“Mo glie faccio er cucchiaio“. Avrà pensato questo, forse con un’inflessione meno dialettale, il giovane brasiliano Maicosuel martedì sera. Un suo lob maldestro dal dischetto, emulazione troppo sbiadita di intenditori come Totti e Pirlo, ha sbattuto fuori dalla Champions l’Udinese e su tutti i giornali il volto distrutto dell’attaccante 26enne semi-sconosciuto ai più fino a quel sorso di gloria andato di traverso. Il Mago, come veniva chiamato quando vestiva la casacca del Paranà, voleva scavalcare i preliminari con un colpo di prestigio. Il godimento non ama il percorso a tappe. O, semplicemente, non l’ha mai conosciuto. Quando si dice che i giovani vogliono tutto e subito.
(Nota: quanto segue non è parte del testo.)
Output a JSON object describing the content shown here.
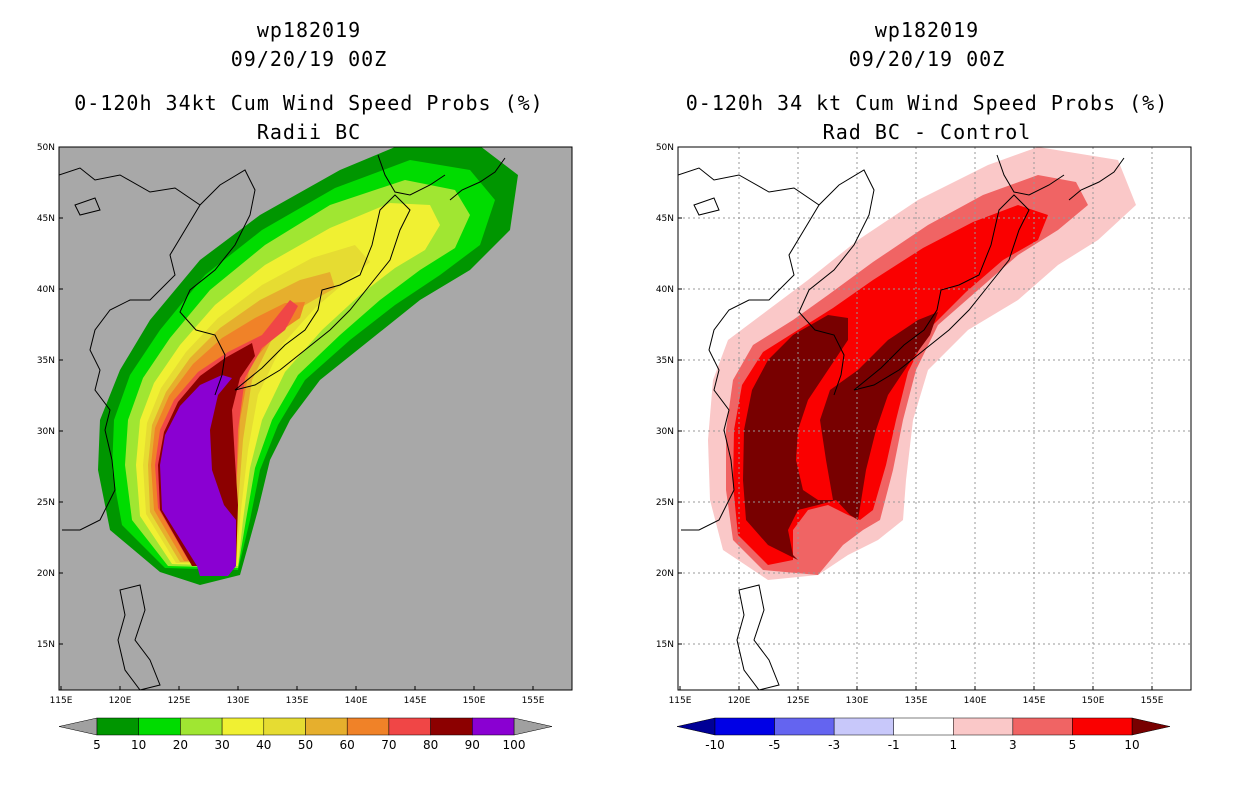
{
  "panels": [
    {
      "storm_id": "wp182019",
      "datetime": "09/20/19 00Z",
      "title": "0-120h 34kt Cum Wind Speed Probs (%)",
      "subtitle": "Radii BC",
      "lat_labels": [
        "50N",
        "45N",
        "40N",
        "35N",
        "30N",
        "25N",
        "20N",
        "15N"
      ],
      "lon_labels": [
        "115E",
        "120E",
        "125E",
        "130E",
        "135E",
        "140E",
        "145E",
        "150E",
        "155E"
      ],
      "colorbar": {
        "colors": [
          "#009600",
          "#00dc00",
          "#a0e632",
          "#f0f032",
          "#e6dc32",
          "#e6af2d",
          "#f08228",
          "#f04646",
          "#8c0000",
          "#8a00d2"
        ],
        "labels": [
          "5",
          "10",
          "20",
          "30",
          "40",
          "50",
          "60",
          "70",
          "80",
          "90",
          "100"
        ],
        "under_color": "#a0a0a0",
        "over_color": "#a0a0a0"
      }
    },
    {
      "storm_id": "wp182019",
      "datetime": "09/20/19 00Z",
      "title": "0-120h 34 kt Cum Wind Speed Probs (%)",
      "subtitle": "Rad BC - Control",
      "lat_labels": [
        "50N",
        "45N",
        "40N",
        "35N",
        "30N",
        "25N",
        "20N",
        "15N"
      ],
      "lon_labels": [
        "115E",
        "120E",
        "125E",
        "130E",
        "135E",
        "140E",
        "145E",
        "150E",
        "155E"
      ],
      "colorbar": {
        "colors": [
          "#0000e6",
          "#6464f0",
          "#c8c8fa",
          "#ffffff",
          "#fac8c8",
          "#f06464",
          "#fa0000"
        ],
        "labels": [
          "-10",
          "-5",
          "-3",
          "-1",
          "1",
          "3",
          "5",
          "10"
        ],
        "under_color": "#000096",
        "over_color": "#780000"
      }
    }
  ]
}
Maicosuel è il capro espiatorio di un fallimento che ha origine ai vertici del club friulano, laddove si celano i veri motivi dell’eliminazione dei bianconeri. Sul banco degli imputati per un passo più lungo della gamba, lo stravagante centravanti sarebbe stato sollevato al cielo per audacia e sprezzo del pericolo se la sua trovata avesse avuto miglior sorte. Inutile, dunque, barcamenarsi nelle sterili polemiche da tv a pagamento. Coraggio, irriverenza e un pizzico di presunzione: serve ad un giovane un mix di questi ingredienti per affermarsi in un calcio come quello italiano che snobba le nuove leve? Certamente. E l’Udinese è l’esempio vivente di come vanno coltivati e conservati questi talenti. L”assoluta assunzione di responsabilità di un tecnico navigato come Guidolin rientra in questa oculata politica. Sgradite sorpese sono dietro l’angolo. Attenzione a racchiudere sempre tutte le carezze in un pugno. L’esuberanza giovanile a certi livelli non va oppressa ma nemmeno abbandonata a briglie sciolte. Il desiderio di emergere dall’anonimato, di essere equiparato ai propri idoli è troppo forte. Velenoso. Se assaggiato può annichilirti. Soprattutto in Italia dove si sputano sentenze precipitose e ingenerose. Prospettive bruciate e sogni svaniti.
La cantera del Barcellona è una fucina di piccoli geni del pallone. Spediti in campo ancora minorenni, una prova del fuoco ritenuta erroneamente un azzardo nel nostro Paese. Ma gli estrosi piccoli calciatori provengono da anni di regole e disciplina tattica per evitare lo straripamento dell’ego. Schierati nell’undici titolare, finiscono sotto l’ala protettrice di lupi anziani come Messi, Iniesta, Xavi, Puyol. Evidenti le frecciate intimidatorie e le bacchettate ad alto volume ogni qualvolta il bambino d’oro di turno si avventuri fuori dal seminato. Così si cresce.
Fuoriclasse si nasce, campioni si diventa. Le doti da predestinato vanno plasmate con cura, dentro e fuori dal rettangolo verde, per consentire al bocciolo di rosa di germogliare. Un gioiellino da salvaguardare soggiorna anche alle pendici del Vesuvio e veste la maglia numero 24. Lorenzo Insigne ha classe da vendere e il difficile compito di palesarla nella sua città natale, crocevia di pretese e contraddizioni. La società e il tecnico sono al suo fianco, sta a lui recepire nel modo giusto insegnamenti e avvertimenti. Nella sua prima apparizione al San Paolo contro il Bayer Leverkusen ha entusiasmato il pubblico con numeri da circo e assist al bacio. Troppo presto, però, si è lasciato trascinare dal boato della sua gente e nel secondo tempo ha cercato troppo spesso la soluzione personale escludendo i compagni dal suo show. Sostituito negli ultimi minuti, si è dovuto sorbire l’immediata paternale di Mazzarri. Messaggio chiaro: il bene della squadra prima di tutto. I successi del singolo sono avvinghiati al cammino del gruppo. E questo il ragazzo di Frattamaggiore doveva digerirlo sin da subito. Essenziale per la sua maturazione. La sua disponibilità e duttilità tattica dimostrate già a Palermo sono feedback rassicuranti.
Un plauso va fatto anche al mondo mediatico napoletano. Nella prima uscita stagionale il “Magnifico” non ha impressionato come altre volte. Potrà capitare in più di un’occasione, è tipico della sua giovane età. Non va assillato nè responsabilizzato troppo, ma solo spronato. Ci si attendeva qualche critica, malumori anche dall’opinione pubblica. Non c’è stato nulla di tutto questo. Napoli e il Napoli hanno finalmente intrapreso lo stesso sentiero. Un campo arato con diligenza dove i frutti migliori, prima o poi, renderanno saporitissimo il raccolto.